I agree with those who who say you're overthinking this. This is a guy on a work trip, not a refugee who will never see his homeland again. Just treat him as you would any other visiting colleague: offer him tea or coffee, ask if he has any special preferences, make sure sugar/ milk/ lemon are available if he wants them. He might well be a coffee drinker anyway.
posted by tavegyl at 7:40 PM on March 2 [4 favorites]


Serve what you would serve to any other visitor to your company. It doesn't even have to be tea. Coffee, cold drinks, whatever.
posted by Kwadeng at 9:27 PM on March 2 [1 favorite]


I am not 100% sure from your question .. but are you sure he actually prefers tea to coffee/water/soda? I am a tea lover myself, and sometimes still choose to drink water/coffee in meetings when it would be too awkward to deal with the tea. In order to enjoy my tea, I need A. boling water plus B. good quality black tea that is C. unflavored and served in D. a decent sized cup (small cups are just tantalizing) with E. a slice of lemon and a cube of sugar. I also need a proper saucer and somewhere other than my saucer to leave the tea bag. It can still get messy. There's a lot of fiddling with the stuff so when it's a more formal setting I pick coffee which is way simpler.
Kudoz to you for thinking of serving tea though. Mmmm!
posted by M. at 10:12 PM on March 2


How should I provide tea to this visitor so I'm showing him hospitality without pandering? Should I bring in a teapot and some loose leaf tea? Have milk and sugar ready? Pour a cup for him and one for myself?
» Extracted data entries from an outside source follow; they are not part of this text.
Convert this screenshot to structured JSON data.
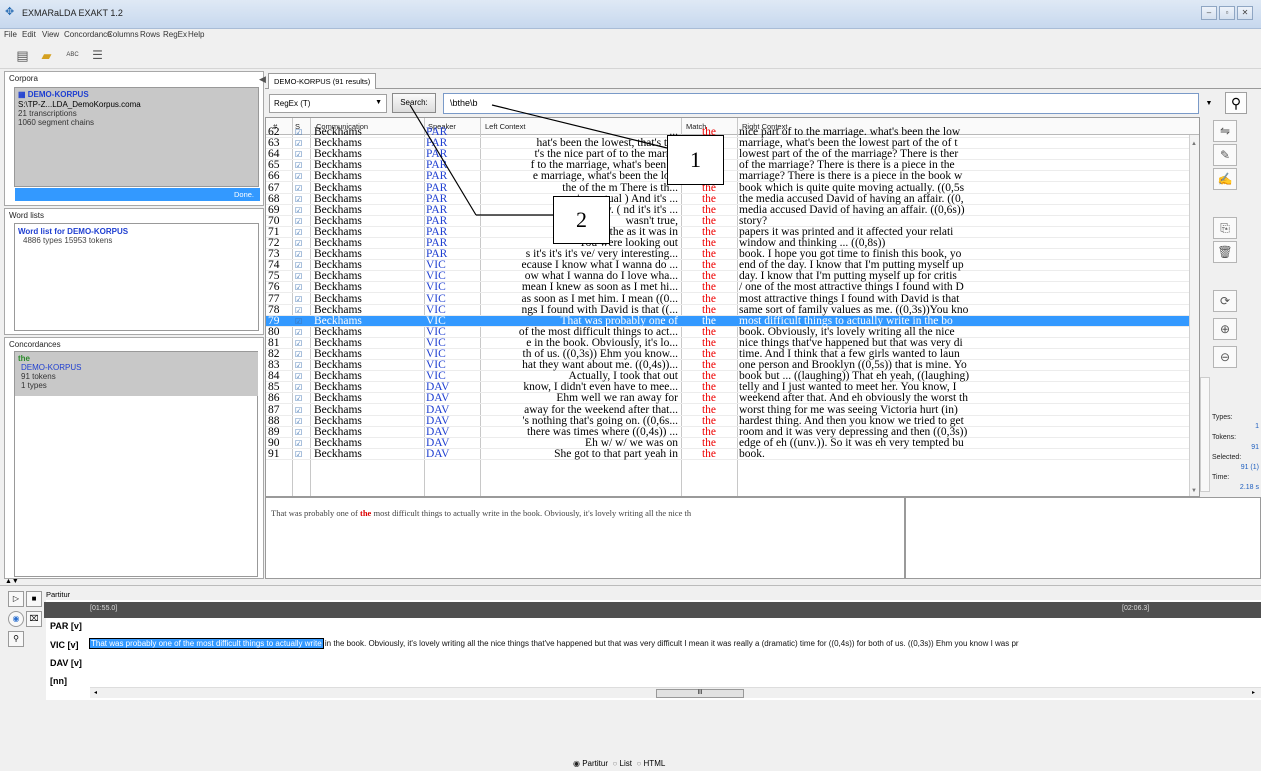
{
  "window": {
    "title": "EXMARaLDA EXAKT 1.2"
  },
  "menu": [
    "File",
    "Edit",
    "View",
    "Concordance",
    "Columns",
    "Rows",
    "RegEx",
    "Help"
  ],
  "toolbar": {
    "abc": "ABC"
  },
  "corpora": {
    "label": "Corpora",
    "name": "DEMO-KORPUS",
    "path": "S:\\TP-Z...LDA_DemoKorpus.coma",
    "transcriptions": "21 transcriptions",
    "segment_chains": "1060 segment chains",
    "status": "Done."
  },
  "wordlists": {
    "label": "Word lists",
    "title": "Word list for DEMO-KORPUS",
    "stats": "4886 types  15953 tokens"
  },
  "concordances": {
    "label": "Concordances",
    "query": "the",
    "corpus": "DEMO-KORPUS",
    "tokens": "91 tokens",
    "types": "1 types"
  },
  "tab": {
    "label": "DEMO-KORPUS (91 results)"
  },
  "search": {
    "mode": "RegEx (T)",
    "button": "Search:",
    "regex": "\\bthe\\b"
  },
  "columns": [
    "#",
    "S",
    "Communication",
    "Speaker",
    "Left Context",
    "Match",
    "Right Context"
  ],
  "rows": [
    {
      "n": "62",
      "c": "Beckhams",
      "s": "PAR",
      "l": "...",
      "m": "the",
      "r": "nice part of to the marriage. what's been the low"
    },
    {
      "n": "63",
      "c": "Beckhams",
      "s": "PAR",
      "l": "hat's been the lowest, that's the",
      "m": "the",
      "r": "marriage, what's been the lowest part of the of t"
    },
    {
      "n": "64",
      "c": "Beckhams",
      "s": "PAR",
      "l": "t's the nice part of to the marria",
      "m": "the",
      "r": "lowest part of the of the marriage? There is ther"
    },
    {
      "n": "65",
      "c": "Beckhams",
      "s": "PAR",
      "l": "f to the marriage, what's been th",
      "m": "the",
      "r": "of the marriage? There is there is a piece in the"
    },
    {
      "n": "66",
      "c": "Beckhams",
      "s": "PAR",
      "l": "e marriage, what's been the low",
      "m": "the",
      "r": "marriage? There is there is a piece in the book w"
    },
    {
      "n": "67",
      "c": "Beckhams",
      "s": "PAR",
      "l": "the of the m          There is th...",
      "m": "the",
      "r": "book which is quite quite moving actually. ((0,5s"
    },
    {
      "n": "68",
      "c": "Beckhams",
      "s": "PAR",
      "l": "oving actual          ) And it's ...",
      "m": "the",
      "r": "the media accused David of having an affair. ((0,"
    },
    {
      "n": "69",
      "c": "Beckhams",
      "s": "PAR",
      "l": "g actually. (          nd it's it's ...",
      "m": "the",
      "r": "media accused David of having an affair. ((0,6s))"
    },
    {
      "n": "70",
      "c": "Beckhams",
      "s": "PAR",
      "l": "                    wasn't true,",
      "m": "the",
      "r": "story?"
    },
    {
      "n": "71",
      "c": "Beckhams",
      "s": "PAR",
      "l": "But nonethe          as it was in",
      "m": "the",
      "r": "papers it was printed and it affected your relati"
    },
    {
      "n": "72",
      "c": "Beckhams",
      "s": "PAR",
      "l": "You were looking out",
      "m": "the",
      "r": "window and thinking ... ((0,8s))"
    },
    {
      "n": "73",
      "c": "Beckhams",
      "s": "PAR",
      "l": "s it's it's it's ve/ very interesting...",
      "m": "the",
      "r": "book. I hope you got time to finish this book, yo"
    },
    {
      "n": "74",
      "c": "Beckhams",
      "s": "VIC",
      "l": "ecause I know what I wanna do ...",
      "m": "the",
      "r": "end of the day. I know that I'm putting myself up"
    },
    {
      "n": "75",
      "c": "Beckhams",
      "s": "VIC",
      "l": "ow what I wanna do I love wha...",
      "m": "the",
      "r": "day. I know that I'm putting myself up for critis"
    },
    {
      "n": "76",
      "c": "Beckhams",
      "s": "VIC",
      "l": "mean I knew as soon as I met hi...",
      "m": "the",
      "r": "/ one of the most attractive things I found with D"
    },
    {
      "n": "77",
      "c": "Beckhams",
      "s": "VIC",
      "l": "as soon as I met him. I mean ((0...",
      "m": "the",
      "r": "most attractive things I found with David is that"
    },
    {
      "n": "78",
      "c": "Beckhams",
      "s": "VIC",
      "l": "ngs I found with David is that ((...",
      "m": "the",
      "r": "same sort of family values as me. ((0,3s))You kno"
    },
    {
      "n": "79",
      "c": "Beckhams",
      "s": "VIC",
      "l": "That was probably one of",
      "m": "the",
      "r": "most difficult things to actually write in the bo",
      "sel": true
    },
    {
      "n": "80",
      "c": "Beckhams",
      "s": "VIC",
      "l": "of the most difficult things to act...",
      "m": "the",
      "r": "book. Obviously, it's lovely writing all the nice"
    },
    {
      "n": "81",
      "c": "Beckhams",
      "s": "VIC",
      "l": "e in the book. Obviously, it's lo...",
      "m": "the",
      "r": "nice things that've happened but that was very di"
    },
    {
      "n": "82",
      "c": "Beckhams",
      "s": "VIC",
      "l": "th of us. ((0,3s)) Ehm you know...",
      "m": "the",
      "r": "time. And I think that a few girls wanted to laun"
    },
    {
      "n": "83",
      "c": "Beckhams",
      "s": "VIC",
      "l": "hat they want about me. ((0,4s))...",
      "m": "the",
      "r": "one person and Brooklyn ((0,5s)) that is mine. Yo"
    },
    {
      "n": "84",
      "c": "Beckhams",
      "s": "VIC",
      "l": "Actually, I took that out",
      "m": "the",
      "r": "book but ... ((laughing)) That eh yeah, ((laughing)"
    },
    {
      "n": "85",
      "c": "Beckhams",
      "s": "DAV",
      "l": "know, I didn't even have to mee...",
      "m": "the",
      "r": "telly and I just wanted to meet her. You know, I"
    },
    {
      "n": "86",
      "c": "Beckhams",
      "s": "DAV",
      "l": "Ehm well we ran away for",
      "m": "the",
      "r": "weekend after that. And eh obviously the worst th"
    },
    {
      "n": "87",
      "c": "Beckhams",
      "s": "DAV",
      "l": "away for the weekend after that...",
      "m": "the",
      "r": "worst thing for me was seeing Victoria hurt (in)"
    },
    {
      "n": "88",
      "c": "Beckhams",
      "s": "DAV",
      "l": "'s nothing that's going on. ((0,6s...",
      "m": "the",
      "r": "hardest thing. And then you know we tried to get"
    },
    {
      "n": "89",
      "c": "Beckhams",
      "s": "DAV",
      "l": "there was times where ((0,4s)) ...",
      "m": "the",
      "r": "room and it was very depressing and then ((0,3s))"
    },
    {
      "n": "90",
      "c": "Beckhams",
      "s": "DAV",
      "l": "Eh w/ w/ we was on",
      "m": "the",
      "r": "edge of eh ((unv.)). So it was eh very tempted bu"
    },
    {
      "n": "91",
      "c": "Beckhams",
      "s": "DAV",
      "l": "She got to that part yeah in",
      "m": "the",
      "r": "book."
    }
  ],
  "callouts": {
    "one": "1",
    "two": "2"
  },
  "preview": {
    "before": "That was probably one of ",
    "match": "the",
    "after": " most difficult things to actually write in the book. Obviously, it's lovely writing all the nice th"
  },
  "stats": {
    "types_label": "Types:",
    "types": "1",
    "tokens_label": "Tokens:",
    "tokens": "91",
    "selected_label": "Selected:",
    "selected": "91 (1)",
    "time_label": "Time:",
    "time": "2.18 s"
  },
  "partitur": {
    "label": "Partitur",
    "t_start": "[01:55.0]",
    "t_end": "[02:06.3]",
    "tiers": [
      "PAR [v]",
      "VIC [v]",
      "DAV [v]",
      "[nn]"
    ],
    "vic_highlight": "That was probably one of the most difficult things to actually write",
    "vic_rest": " in the book.  Obviously, it's lovely writing all the nice things that've happened  but that was very difficult I mean it was really a (dramatic) time for ((0,4s))  for both of us.  ((0,3s)) Ehm you know I was pr",
    "scroll_thumb": "III"
  },
  "views": {
    "partitur": "Partitur",
    "list": "List",
    "html": "HTML"
  },
  "colors": {
    "selection": "#3399ff",
    "match": "#e00000",
    "speaker": "#1f3fd1"
  }
}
What if there's like 10 people in the room, would it be odd if I poured tea for just him?

You should offer him the same beverages you would anyone else. You should, however, have some sugar and creamers handy, since that's a customary way to take tea or coffee in the United States (are you in the US?) If you'd like to get a slightly nicer quality of teabag, go for it, but there's no need to try to guess at UAE tea customs. There are no dietary restrictions around caffeine for Muslims (if he is indeed Muslim) to worry about.

Consider, if you went to the UAE on business and they went to some fuss to offer you, like, a...two-liter bottle of Mountain Dew because the custom in the United States is to drink a ton of soda, wouldn't that be weird? Wouldn't you rather just have their tea or coffee or whatever they were having?
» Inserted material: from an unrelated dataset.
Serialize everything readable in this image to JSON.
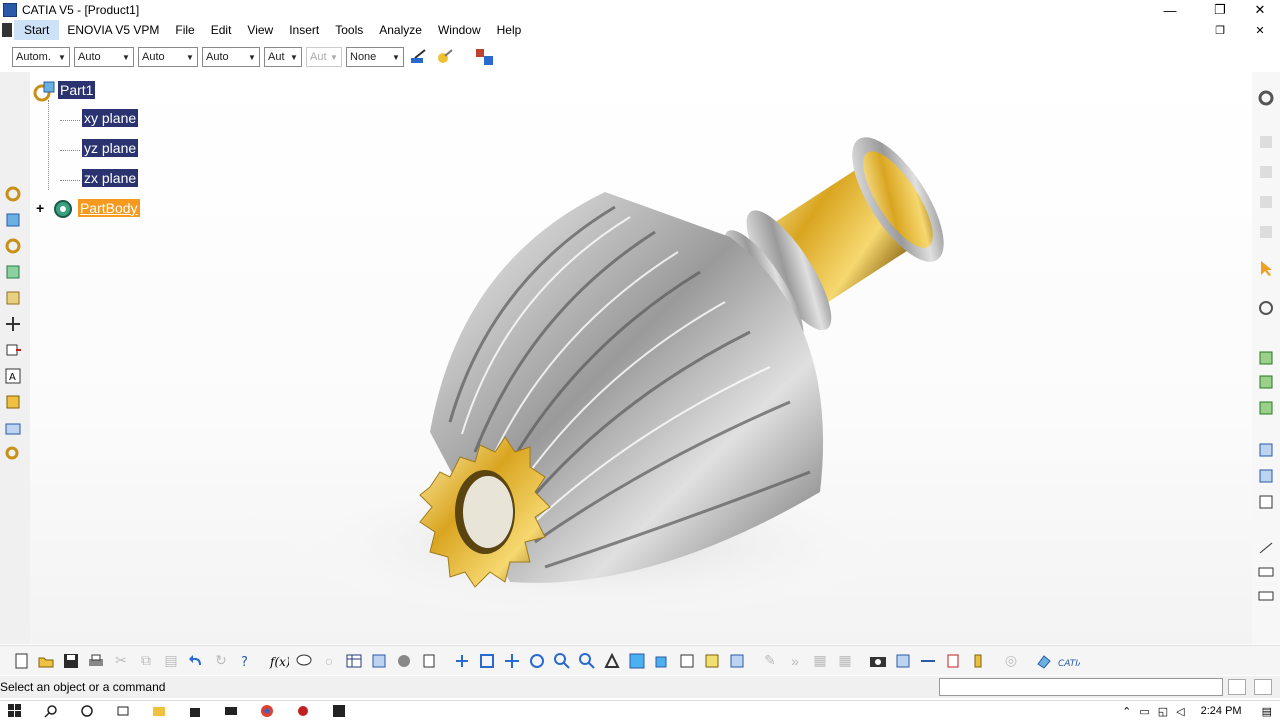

Anyway, it is absolutely not weird to bring his beverage of choice to him, pour tea for yourself, and not worry about the other 10 people in the room. It's typical to offer a guest something to drink and show hospitality by serving them, while assuming that everyone else who is "home" is on their own as usual.
posted by desuetude at 10:22 AM on March 3 [1 favorite]


Sorry, but a carafe of hot water is not what you want for black tea. You want to pour boiling water over the leaves, or teabag if you must.

Yes! I am not a tea drinker myself, and haven't been around tea drinkers in a long while. In hindsight, boiling water is definitely what my grandparents and parents would use, poured over loose leaf black tea and then strained in a little strainer (you don't need to do all that!)